Exports for the entire year fell for the first time since 2016 as global demand for goods produced in China (excluding cars) slowed, according to the latest customs data. Officials stated that the decline will be difficult to overcome in 2024, Reuters reported.
These were not the only negative data that China released on Friday. The world’s second-largest economy is struggling to halt deflationary pressures. Consumer price inflation in 2023 was the weakest in the last 14 years.
The consumer price index for December slightly improved compared to November but fell by 0.3 percent compared to the same month in 2022, the National Bureau of Statistics reported on Friday. For the entire year of 2023, prices rose by only 0.2 percent compared to 2022, marking the weakest reading since 2009, when the consumer price index fell by 0.7 percent due to the global recession.
Exports measured in U.S. dollars amounted to $3.38 trillion in 2023, a decline of 4.6 percent compared to the previous year. In 2022, Chinese exports increased by seven percent compared to the previous year. The last time China recorded a decline in overseas shipments was in 2016, when exports fell by 7.7 percent.
Imports also fell last year, by 5.5 percent to $2.56 trillion. This left the world’s second-largest economy with a trade surplus of an astonishing $823 billion.

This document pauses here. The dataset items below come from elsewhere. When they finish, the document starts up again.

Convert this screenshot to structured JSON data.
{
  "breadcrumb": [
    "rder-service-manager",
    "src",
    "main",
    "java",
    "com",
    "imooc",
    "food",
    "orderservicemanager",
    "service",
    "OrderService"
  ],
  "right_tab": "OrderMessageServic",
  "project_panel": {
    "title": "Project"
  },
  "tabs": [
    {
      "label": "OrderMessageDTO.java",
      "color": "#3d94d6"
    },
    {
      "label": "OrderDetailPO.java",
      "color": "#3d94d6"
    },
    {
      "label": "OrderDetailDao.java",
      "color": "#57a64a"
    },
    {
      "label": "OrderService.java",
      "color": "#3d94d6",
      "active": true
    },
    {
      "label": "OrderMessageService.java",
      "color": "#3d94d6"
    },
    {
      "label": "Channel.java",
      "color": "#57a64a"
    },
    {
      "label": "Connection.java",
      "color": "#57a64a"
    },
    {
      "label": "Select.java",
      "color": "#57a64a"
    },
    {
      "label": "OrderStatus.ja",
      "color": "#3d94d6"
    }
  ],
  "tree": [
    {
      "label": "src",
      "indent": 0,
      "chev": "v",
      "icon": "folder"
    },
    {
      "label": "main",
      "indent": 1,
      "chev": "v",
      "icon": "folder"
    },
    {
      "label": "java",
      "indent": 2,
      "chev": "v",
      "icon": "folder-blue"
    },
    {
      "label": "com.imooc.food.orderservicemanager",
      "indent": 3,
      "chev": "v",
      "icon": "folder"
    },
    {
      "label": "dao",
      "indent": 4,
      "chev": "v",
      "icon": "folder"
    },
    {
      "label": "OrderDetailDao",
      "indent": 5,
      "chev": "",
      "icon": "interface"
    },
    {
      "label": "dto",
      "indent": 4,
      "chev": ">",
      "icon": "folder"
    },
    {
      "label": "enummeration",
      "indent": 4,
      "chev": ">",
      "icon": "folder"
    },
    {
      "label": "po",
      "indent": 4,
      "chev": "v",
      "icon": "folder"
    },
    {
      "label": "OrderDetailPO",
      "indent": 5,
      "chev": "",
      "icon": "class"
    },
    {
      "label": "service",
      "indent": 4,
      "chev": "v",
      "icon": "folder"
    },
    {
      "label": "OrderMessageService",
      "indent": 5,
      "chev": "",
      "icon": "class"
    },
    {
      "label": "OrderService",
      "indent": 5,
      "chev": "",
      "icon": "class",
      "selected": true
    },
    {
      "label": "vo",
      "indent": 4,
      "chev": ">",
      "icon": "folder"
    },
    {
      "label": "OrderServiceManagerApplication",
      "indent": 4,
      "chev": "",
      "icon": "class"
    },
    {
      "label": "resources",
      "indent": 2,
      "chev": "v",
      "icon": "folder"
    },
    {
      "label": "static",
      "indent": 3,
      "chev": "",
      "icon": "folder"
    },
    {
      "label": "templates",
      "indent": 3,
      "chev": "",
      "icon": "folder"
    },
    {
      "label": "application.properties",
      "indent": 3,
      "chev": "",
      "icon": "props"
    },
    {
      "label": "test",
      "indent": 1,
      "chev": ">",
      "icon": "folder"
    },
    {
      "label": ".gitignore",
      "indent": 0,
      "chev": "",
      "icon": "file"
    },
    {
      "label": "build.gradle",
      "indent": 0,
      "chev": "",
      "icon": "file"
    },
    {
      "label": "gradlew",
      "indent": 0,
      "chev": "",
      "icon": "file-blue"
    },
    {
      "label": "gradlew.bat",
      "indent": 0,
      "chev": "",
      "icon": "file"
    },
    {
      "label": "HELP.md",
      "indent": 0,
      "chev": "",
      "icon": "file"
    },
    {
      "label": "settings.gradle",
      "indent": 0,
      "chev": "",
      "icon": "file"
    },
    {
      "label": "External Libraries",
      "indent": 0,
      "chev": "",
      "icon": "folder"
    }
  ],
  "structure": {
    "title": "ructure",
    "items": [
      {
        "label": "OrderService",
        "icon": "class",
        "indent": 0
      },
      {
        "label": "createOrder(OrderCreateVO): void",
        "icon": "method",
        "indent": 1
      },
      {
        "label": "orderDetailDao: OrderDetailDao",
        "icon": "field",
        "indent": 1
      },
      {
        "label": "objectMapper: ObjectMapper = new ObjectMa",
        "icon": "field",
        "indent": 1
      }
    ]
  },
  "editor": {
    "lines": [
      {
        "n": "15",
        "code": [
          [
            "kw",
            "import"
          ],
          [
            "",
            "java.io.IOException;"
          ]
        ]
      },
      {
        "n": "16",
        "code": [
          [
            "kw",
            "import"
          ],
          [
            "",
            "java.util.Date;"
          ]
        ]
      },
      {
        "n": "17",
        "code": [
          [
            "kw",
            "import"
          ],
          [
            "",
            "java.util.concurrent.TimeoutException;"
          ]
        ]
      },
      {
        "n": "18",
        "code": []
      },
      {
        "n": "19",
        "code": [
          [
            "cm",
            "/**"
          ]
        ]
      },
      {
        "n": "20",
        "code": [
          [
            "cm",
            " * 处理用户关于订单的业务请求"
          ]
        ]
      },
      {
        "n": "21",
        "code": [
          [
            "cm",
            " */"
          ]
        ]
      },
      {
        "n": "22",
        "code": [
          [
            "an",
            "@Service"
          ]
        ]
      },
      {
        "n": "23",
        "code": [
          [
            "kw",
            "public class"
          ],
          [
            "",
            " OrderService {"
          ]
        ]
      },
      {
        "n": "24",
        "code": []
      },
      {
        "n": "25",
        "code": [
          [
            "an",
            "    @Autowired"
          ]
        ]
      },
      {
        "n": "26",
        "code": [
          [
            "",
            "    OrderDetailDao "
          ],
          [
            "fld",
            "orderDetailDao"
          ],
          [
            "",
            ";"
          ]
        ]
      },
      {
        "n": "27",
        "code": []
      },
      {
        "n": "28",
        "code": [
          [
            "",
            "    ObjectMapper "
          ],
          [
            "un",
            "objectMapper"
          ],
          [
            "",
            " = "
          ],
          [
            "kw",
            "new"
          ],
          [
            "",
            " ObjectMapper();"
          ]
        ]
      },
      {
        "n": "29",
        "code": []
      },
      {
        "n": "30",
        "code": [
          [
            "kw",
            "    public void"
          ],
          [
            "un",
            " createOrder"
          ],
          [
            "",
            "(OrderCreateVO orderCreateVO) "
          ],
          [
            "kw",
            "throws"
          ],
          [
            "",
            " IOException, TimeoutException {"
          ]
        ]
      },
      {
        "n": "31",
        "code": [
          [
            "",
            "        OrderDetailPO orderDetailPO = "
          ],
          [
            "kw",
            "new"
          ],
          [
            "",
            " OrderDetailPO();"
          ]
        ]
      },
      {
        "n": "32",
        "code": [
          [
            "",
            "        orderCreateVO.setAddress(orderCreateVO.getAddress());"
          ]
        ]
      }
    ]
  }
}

– The global economic recovery was weak over the past year. Slow external demand hit Chinese exports – said Lyu Daliang, spokesman for the General Administration of Customs, at a recent press conference in Beijing.
He expects that China will continue to face ‘difficulties’ in export markets as global demand is likely to remain weak, and ‘protectionism and unilateralism’ will hinder growth, he added.
December was also the third consecutive month in which the measure of consumer inflation fell year-on-year, marking the longest streak of declines since 2009.
– The ongoing low core inflation likely reflects weakened domestic demand due to the ongoing property downturn and a stressed labor market – said analysts at Goldman Sachs.